Int J Med Sci 2021; 18(10):2176-2186. doi:10.7150/ijms.56564 This issue

Research Paper

Effect of 5-azacytidine (5-aza) on UCP2 expression in human liver and colon cancer cells

Dae-Yeon Kim1, Hee-Tae Cheong1, Chang-Six Ra2, Kazuhiro Kimura3, Bae Dong Jung1✉

1. College of Veterinary Medicine & Institute of Veterinary Science, Kangwon National University, Chuncheon 24341, Korea.
2. College of Animal Life Sciences, Kangwon National University, Chuncheon 24341, Korea.
3. Faculty of Veterinary Medicine, Hokkaido University, Sapporo, Japan.

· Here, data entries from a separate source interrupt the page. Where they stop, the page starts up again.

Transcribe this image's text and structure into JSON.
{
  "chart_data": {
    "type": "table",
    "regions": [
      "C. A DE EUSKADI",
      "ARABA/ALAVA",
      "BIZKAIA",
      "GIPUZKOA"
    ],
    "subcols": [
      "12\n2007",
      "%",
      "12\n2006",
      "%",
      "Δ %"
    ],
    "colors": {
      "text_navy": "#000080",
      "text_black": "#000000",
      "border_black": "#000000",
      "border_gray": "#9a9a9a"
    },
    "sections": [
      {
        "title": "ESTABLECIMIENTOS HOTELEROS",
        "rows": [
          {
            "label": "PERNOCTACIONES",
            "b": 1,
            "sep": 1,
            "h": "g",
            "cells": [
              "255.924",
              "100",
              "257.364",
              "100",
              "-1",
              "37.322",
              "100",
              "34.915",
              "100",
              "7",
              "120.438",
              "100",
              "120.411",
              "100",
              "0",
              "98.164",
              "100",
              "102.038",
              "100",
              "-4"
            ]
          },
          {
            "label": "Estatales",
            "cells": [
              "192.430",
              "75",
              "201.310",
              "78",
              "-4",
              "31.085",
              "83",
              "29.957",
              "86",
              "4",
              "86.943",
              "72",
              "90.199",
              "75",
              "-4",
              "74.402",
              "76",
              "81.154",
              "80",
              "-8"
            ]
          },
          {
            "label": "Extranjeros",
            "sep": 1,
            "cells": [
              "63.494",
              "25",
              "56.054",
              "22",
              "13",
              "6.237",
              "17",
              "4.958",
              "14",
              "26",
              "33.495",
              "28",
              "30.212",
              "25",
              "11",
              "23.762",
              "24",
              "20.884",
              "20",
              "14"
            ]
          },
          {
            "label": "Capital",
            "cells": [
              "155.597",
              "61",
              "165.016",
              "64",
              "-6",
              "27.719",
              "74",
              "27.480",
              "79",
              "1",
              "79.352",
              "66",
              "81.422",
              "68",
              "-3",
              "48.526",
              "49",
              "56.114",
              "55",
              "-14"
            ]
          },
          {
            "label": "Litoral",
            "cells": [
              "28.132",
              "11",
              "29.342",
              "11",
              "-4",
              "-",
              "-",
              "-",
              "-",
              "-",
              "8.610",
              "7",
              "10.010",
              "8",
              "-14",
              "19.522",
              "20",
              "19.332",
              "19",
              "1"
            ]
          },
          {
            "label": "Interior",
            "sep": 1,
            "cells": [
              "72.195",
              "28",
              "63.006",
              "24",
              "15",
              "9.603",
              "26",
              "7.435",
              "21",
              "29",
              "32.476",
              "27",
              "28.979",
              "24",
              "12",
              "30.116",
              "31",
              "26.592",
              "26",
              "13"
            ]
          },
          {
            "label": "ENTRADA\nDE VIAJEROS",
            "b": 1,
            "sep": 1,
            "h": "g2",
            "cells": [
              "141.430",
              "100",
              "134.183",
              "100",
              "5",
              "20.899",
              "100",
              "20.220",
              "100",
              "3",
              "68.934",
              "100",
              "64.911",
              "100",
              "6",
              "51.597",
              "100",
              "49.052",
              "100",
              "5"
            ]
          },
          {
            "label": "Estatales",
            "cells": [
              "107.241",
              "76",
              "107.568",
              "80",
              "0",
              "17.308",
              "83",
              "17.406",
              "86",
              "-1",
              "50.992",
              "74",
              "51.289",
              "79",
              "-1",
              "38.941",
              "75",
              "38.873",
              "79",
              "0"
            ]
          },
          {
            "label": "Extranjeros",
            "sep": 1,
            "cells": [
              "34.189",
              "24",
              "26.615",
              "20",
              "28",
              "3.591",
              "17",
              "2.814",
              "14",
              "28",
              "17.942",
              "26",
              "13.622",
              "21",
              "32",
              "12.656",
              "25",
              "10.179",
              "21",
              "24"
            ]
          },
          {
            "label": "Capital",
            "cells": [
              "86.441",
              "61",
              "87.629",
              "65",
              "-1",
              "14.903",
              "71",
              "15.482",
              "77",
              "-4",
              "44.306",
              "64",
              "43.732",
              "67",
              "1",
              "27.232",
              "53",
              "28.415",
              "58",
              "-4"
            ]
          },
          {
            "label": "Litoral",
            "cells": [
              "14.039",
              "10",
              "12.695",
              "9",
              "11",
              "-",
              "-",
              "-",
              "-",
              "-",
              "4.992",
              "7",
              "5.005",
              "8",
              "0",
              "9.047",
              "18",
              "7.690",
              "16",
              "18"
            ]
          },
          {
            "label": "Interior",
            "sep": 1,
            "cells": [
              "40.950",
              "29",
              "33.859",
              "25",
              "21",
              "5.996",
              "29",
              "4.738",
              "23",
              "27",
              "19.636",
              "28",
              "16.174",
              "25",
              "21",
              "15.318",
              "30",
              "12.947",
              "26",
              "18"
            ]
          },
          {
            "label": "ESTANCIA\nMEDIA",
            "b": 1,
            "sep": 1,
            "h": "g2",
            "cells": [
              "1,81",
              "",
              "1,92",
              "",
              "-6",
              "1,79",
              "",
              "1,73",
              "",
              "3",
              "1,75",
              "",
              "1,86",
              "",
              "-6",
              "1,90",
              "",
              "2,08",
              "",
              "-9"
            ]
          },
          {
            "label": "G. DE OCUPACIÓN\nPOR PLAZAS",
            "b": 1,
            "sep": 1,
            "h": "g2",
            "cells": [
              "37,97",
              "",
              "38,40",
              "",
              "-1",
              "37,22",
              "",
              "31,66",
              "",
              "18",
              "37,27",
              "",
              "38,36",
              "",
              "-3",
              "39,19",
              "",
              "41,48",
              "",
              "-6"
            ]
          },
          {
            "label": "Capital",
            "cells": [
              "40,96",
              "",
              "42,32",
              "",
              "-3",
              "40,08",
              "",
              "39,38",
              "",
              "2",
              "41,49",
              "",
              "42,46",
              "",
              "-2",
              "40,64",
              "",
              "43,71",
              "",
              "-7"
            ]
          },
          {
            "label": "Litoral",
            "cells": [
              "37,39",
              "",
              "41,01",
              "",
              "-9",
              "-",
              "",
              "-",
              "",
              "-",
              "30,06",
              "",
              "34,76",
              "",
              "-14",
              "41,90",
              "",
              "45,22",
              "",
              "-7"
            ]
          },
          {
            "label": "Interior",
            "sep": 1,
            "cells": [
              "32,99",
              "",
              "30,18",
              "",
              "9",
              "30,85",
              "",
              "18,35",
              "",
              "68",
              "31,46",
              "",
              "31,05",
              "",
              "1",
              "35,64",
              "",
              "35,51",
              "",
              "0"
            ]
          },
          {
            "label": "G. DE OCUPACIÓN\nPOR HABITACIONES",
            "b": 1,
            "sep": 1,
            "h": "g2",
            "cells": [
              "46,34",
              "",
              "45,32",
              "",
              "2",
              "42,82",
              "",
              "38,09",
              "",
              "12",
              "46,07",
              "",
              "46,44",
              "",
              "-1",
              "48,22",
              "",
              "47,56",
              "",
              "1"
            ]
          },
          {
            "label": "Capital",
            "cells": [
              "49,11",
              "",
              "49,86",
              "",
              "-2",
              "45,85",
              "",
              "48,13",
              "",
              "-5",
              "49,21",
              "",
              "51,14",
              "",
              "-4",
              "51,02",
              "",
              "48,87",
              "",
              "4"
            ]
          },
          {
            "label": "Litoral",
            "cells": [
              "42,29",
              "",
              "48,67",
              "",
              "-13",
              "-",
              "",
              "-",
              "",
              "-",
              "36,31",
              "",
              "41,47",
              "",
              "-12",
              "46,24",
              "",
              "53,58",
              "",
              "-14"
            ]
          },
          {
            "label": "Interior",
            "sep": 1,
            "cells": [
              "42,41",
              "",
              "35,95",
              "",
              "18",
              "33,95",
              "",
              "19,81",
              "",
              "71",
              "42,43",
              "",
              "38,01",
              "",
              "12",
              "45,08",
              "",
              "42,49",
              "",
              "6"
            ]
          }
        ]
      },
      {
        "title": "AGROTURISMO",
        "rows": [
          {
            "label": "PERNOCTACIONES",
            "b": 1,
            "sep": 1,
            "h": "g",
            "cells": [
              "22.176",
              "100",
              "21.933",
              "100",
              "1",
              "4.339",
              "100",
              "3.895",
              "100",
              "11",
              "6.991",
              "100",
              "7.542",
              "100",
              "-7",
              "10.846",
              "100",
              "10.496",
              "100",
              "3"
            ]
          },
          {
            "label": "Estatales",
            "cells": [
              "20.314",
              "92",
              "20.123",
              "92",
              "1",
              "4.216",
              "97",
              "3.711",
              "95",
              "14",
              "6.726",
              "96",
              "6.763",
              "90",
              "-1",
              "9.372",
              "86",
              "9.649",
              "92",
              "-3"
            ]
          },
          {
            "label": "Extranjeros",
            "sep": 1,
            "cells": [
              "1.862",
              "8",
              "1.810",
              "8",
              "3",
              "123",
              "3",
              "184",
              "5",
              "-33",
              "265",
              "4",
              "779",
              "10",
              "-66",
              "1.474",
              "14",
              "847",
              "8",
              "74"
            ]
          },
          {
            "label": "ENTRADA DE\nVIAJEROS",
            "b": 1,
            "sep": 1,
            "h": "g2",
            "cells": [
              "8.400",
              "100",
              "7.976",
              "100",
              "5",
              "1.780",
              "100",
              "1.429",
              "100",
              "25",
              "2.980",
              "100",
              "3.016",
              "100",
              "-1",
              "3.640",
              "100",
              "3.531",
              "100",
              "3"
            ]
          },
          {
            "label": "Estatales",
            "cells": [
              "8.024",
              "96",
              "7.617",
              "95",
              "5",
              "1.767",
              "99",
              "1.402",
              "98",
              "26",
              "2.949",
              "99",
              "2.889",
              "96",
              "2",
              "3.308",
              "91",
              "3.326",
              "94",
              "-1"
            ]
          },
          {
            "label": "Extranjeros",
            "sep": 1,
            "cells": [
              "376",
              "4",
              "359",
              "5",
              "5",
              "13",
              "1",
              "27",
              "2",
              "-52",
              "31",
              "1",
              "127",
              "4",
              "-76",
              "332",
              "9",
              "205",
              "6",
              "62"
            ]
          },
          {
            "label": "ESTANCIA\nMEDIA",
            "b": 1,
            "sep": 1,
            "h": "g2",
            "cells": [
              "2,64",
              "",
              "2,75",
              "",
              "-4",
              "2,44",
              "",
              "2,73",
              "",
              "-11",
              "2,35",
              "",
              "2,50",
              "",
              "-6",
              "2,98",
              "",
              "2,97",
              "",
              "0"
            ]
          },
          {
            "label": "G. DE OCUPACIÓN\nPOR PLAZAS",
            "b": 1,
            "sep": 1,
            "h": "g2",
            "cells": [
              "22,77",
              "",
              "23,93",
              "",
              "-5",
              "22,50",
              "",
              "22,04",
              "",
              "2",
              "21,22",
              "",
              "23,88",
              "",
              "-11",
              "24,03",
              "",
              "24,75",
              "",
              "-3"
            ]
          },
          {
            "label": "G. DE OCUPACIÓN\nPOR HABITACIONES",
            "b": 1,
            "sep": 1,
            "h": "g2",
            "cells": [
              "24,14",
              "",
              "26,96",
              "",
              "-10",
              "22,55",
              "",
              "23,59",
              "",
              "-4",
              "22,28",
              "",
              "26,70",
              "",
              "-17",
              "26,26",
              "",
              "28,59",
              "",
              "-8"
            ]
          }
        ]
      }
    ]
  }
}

This is an open access article distributed under the terms of the Creative Commons Attribution License (https://creativecommons.org/licenses/by/4.0/). See http://ivyspring.com/terms for full terms and conditions.
Citation:
Kim DY, Cheong HT, Ra CS, Kimura K, Jung BD. Effect of 5-azacytidine (5-aza) on UCP2 expression in human liver and colon cancer cells. Int J Med Sci 2021; 18(10):2176-2186. doi:10.7150/ijms.56564. Available from https://www.medsci.org/v18p2176.htm

File import instruction

Abstract

Graphic abstract

The function of the uncoupling protein 2 (UCP2) is different for each cancer cell. However, the mechanism of expression is still unclear. DNA methylation affects protein expression and is one factor that transforms normal cells into cancer cells. In this study, the hepatocellular carcinoma Hep3B and HepG2 cells and colorectal cancer HT-29 cells were treated with 5-azacytidine (5-aza), a DNA demethylation agent, to observe the modification of UCP2 expression and the methylation degree in the UCP2 promoter region. Promoter basal activity and degree of UCP2 expression were measured in Hep3B, HepG2, and HT-29 cells. In addition, methylation-specific PCR (MSP) was performed to investigate the degree of methylation in the UCP2 promoter region. The methylation region in the UCP2 promoter was confirmed based on bisulfite sequencing. In Hep3B cells in which UCP2 mRNA was not transcribed, the promoter basal activity was significantly higher than in HT-29 or HepG2 cells in which UCP2 mRNA was transcribed. Treatment with 5-aza increased UCP2 expression in Hep3B and HT-29 cells; however, the expression in HepG2 cells was unchanged. The UCP2 promoter in Hep3B cells has numerous methylated regions compared with HT-29 and HepG2 cells. The results of the present study revealed that inhibition of UCP2 expression in Hep3B cells was due to methylation of the promoter region. Investigating the mechanism that induces UCP2 expression in cancer cells is important to understand the function of UCP2, which could aid in cancer treatment.

Keywords: 5-azacytidine, bisulfite sequencing, DNA methylation, methylation-specific PCR (MSP), UCP2, UCP2 promoter active.